On Tuesday May 3rd 2016 Dominica should join the rest of the democratic world in the observance of World Press Freedom Day. This year UNESCO has chosen the theme: Access to Information and Fundamental Freedoms-This is your Right!"

World Press Freedom Day 2016 highlights the links between press freedom, a culture of openness and the right to freedom of information, and sustainable development in the digital age.

Undoubtedly, journalists and members of the public who have experienced the frustration of obtaining even the most benign piece of information from the Dominica civil service will understand the significance of that theme to Dominica and to a lesser extent the rest of the Caribbean.

For instance last July a high court judge in Trinidad ordered the then minister of finance Larry Howai to disclose exactly how billions of dollars of state funds were disbursed in the CL Financial bailout.

"This litigation arose out of the continuing failure or refusal of the ministry of finance, since 2009, to provide any proper details of just how over $25 billion in public money was spent," said Afra Raymond who used the country's Freedom of Information (FoI) Act to extract the information from the government.

Just last month, the British media reported that Prince Charles, who has been criticised for "meddling" in politics, was sent all cabinet memoranda, alongside the Queen. This information was obtained through the FoI.

There have been serious exposures of poor practice in health and other services that have led to major changes in policy, while one paper, the Daily Telegraph used FoI to expose the tens of millions of pounds councillors and local authority officers spent on taxpayer-funded credit cards for first-class travel to foreign destinations and stays in five-star hotels.

Britain and Trinidad and Tobago are two of the approximately 100 countries that have enacted FoI legislation, giving the media and the public on a whole a powerful means to extract information from public bodies and hold them accountable.
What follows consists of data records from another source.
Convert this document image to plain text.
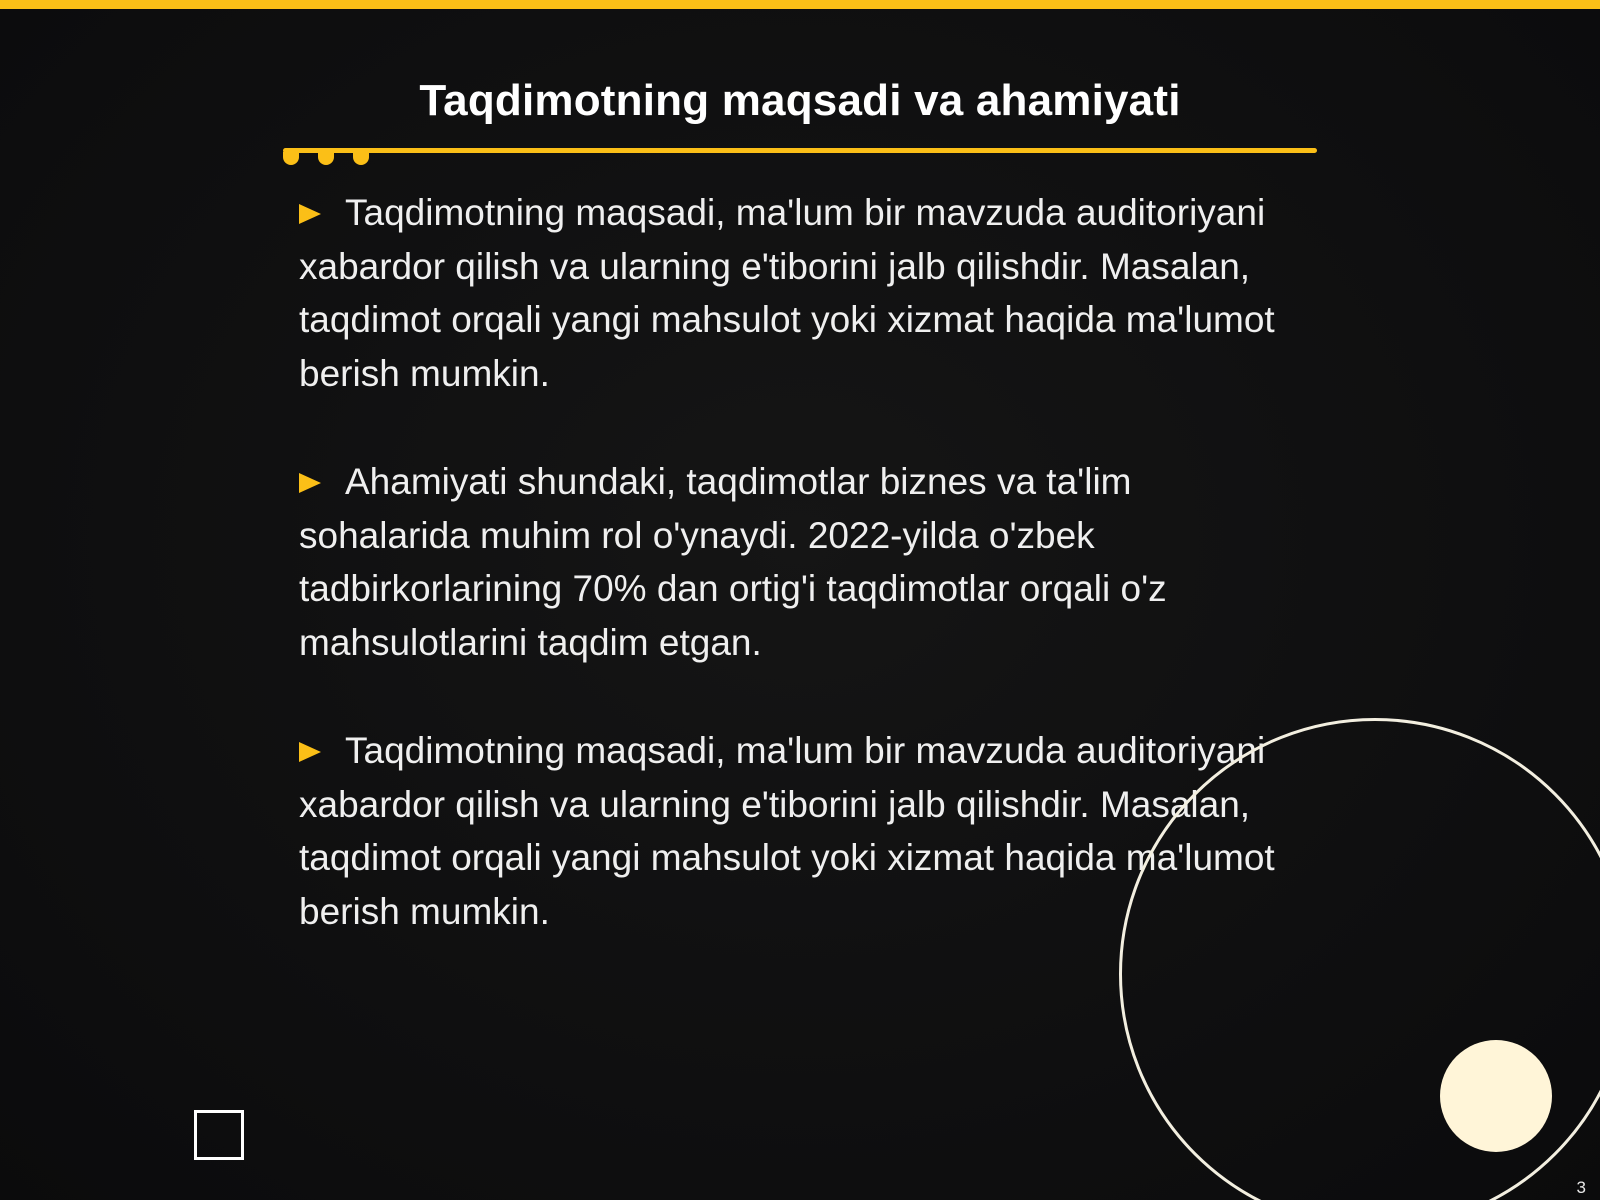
Taqdimotning maqsadi va ahamiyati

Taqdimotning maqsadi, ma'lum bir mavzuda auditoriyani xabardor qilish va ularning e'tiborini jalb qilishdir. Masalan, taqdimot orqali yangi mahsulot yoki xizmat haqida ma'lumot berish mumkin.

Ahamiyati shundaki, taqdimotlar biznes va ta'lim sohalarida muhim rol o'ynaydi. 2022-yilda o'zbek tadbirkorlarining 70% dan ortig'i taqdimotlar orqali o'z mahsulotlarini taqdim etgan.

Taqdimotning maqsadi, ma'lum bir mavzuda auditoriyani xabardor qilish va ularning e'tiborini jalb qilishdir. Masalan, taqdimot orqali yangi mahsulot yoki xizmat haqida ma'lumot berish mumkin.

3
Often the information is embarrassing but taxpayers have a right to know.

The long list of countries includes Bangladesh, Columbia, Thailand, South Korea, Zimbabwe and even China.

The recent revelation by foreign media that Prime Minister Roosevelt Skerrit had given a diplomatic passport to a former Nigerian minister with a shady background highlighted the need for similar legislation here. It is no secret that Dominicans are kept in the dark on how their tax dollars are spent. Extracting information from government, whether public servants or ministers, is virtually impossible. Often, journalists and the public are met with the customary, 'it's none of your business'.

For this reason, we might never know how many Dominican diplomatic passports are held by foreigners, who these people are and how much, if any, they each paid for the privilege. It is for the same reason we might never know the details of the Memorandum of Understanding signed with China in 2004, who sells Dominican passports, how governing politicians spend our money when they travel, how much the myriad advisors are paid, or a host of other activities undertaken by government in our name and paid for by us.

Now more than ever there is a need for open government. The vast gap between the political class and the people will continually erode our democracy and sever any trust and confidence in the public service. Openness and transparency are vital to better delivery of public services.

On World Press Freedom Day 2016, UNESCO reminds us of Article 19 of the Universal Declaration of Human Rights, which states that the fundamental right of freedom of expression encompasses the freedom "to seek, receive and impart information and ideas through any media and regardless of frontiers"

It is evident, UNESCO argues, that "right to impart information is of little purpose in the absence of the right to seek and receive; and also that the scope of the latter activity (sending or receiving) is directly conditioned by the extent of what is imparted.

"In other words, the right to freedom of expression involves two sides of the same coin: producing messages, and consuming them – neither of which makes sense without the other.

"This interconnection means that any limitations on the imparting side of communications impact on the receiving side, and vice versa. The degree to which a society has a rich and open information environment therefore depends on the conditions for freedom in both dimensions."

As we said in an earlier editorial, the current state of affairs - the painful absence of honest, open and consistent communication from a haughty and arrogant administration - suggests a deliberate strategy of ignorance.

We repeat: If government is truly interested, it might wish to borrow a leaf from Jamaica which approved FoI in 2002. Recently, the minister of information Sandrea Falconer officially launched the government's first ever communication policy, described by the Jamaica Information Service (JIS) as cementing the administration's commitment to greater accountability, transparency and good governance.

"The policy has been developed to . . . to promote the effective dissemination of official information and meaningful engagement with the people of Jamaica," a release from the JIS stated.

Falconer herself has pointed out that having a proper communication policy and a proper communication environment encourage transparency and good governance and is an important step which demonstrated that "this administration is taking seriously, communicating to our people and getting them involved in what we do."

Mr. Skerrit might wish to emulate this and demonstrate a commitment to involving Dominicans in what he does and keeping us informed. This can't be too difficult.
Telling us just what government thinks we need to hear and doing this while hidden in the security of friendly media is not enough. We need a Freedom of Information Act. And that's our right!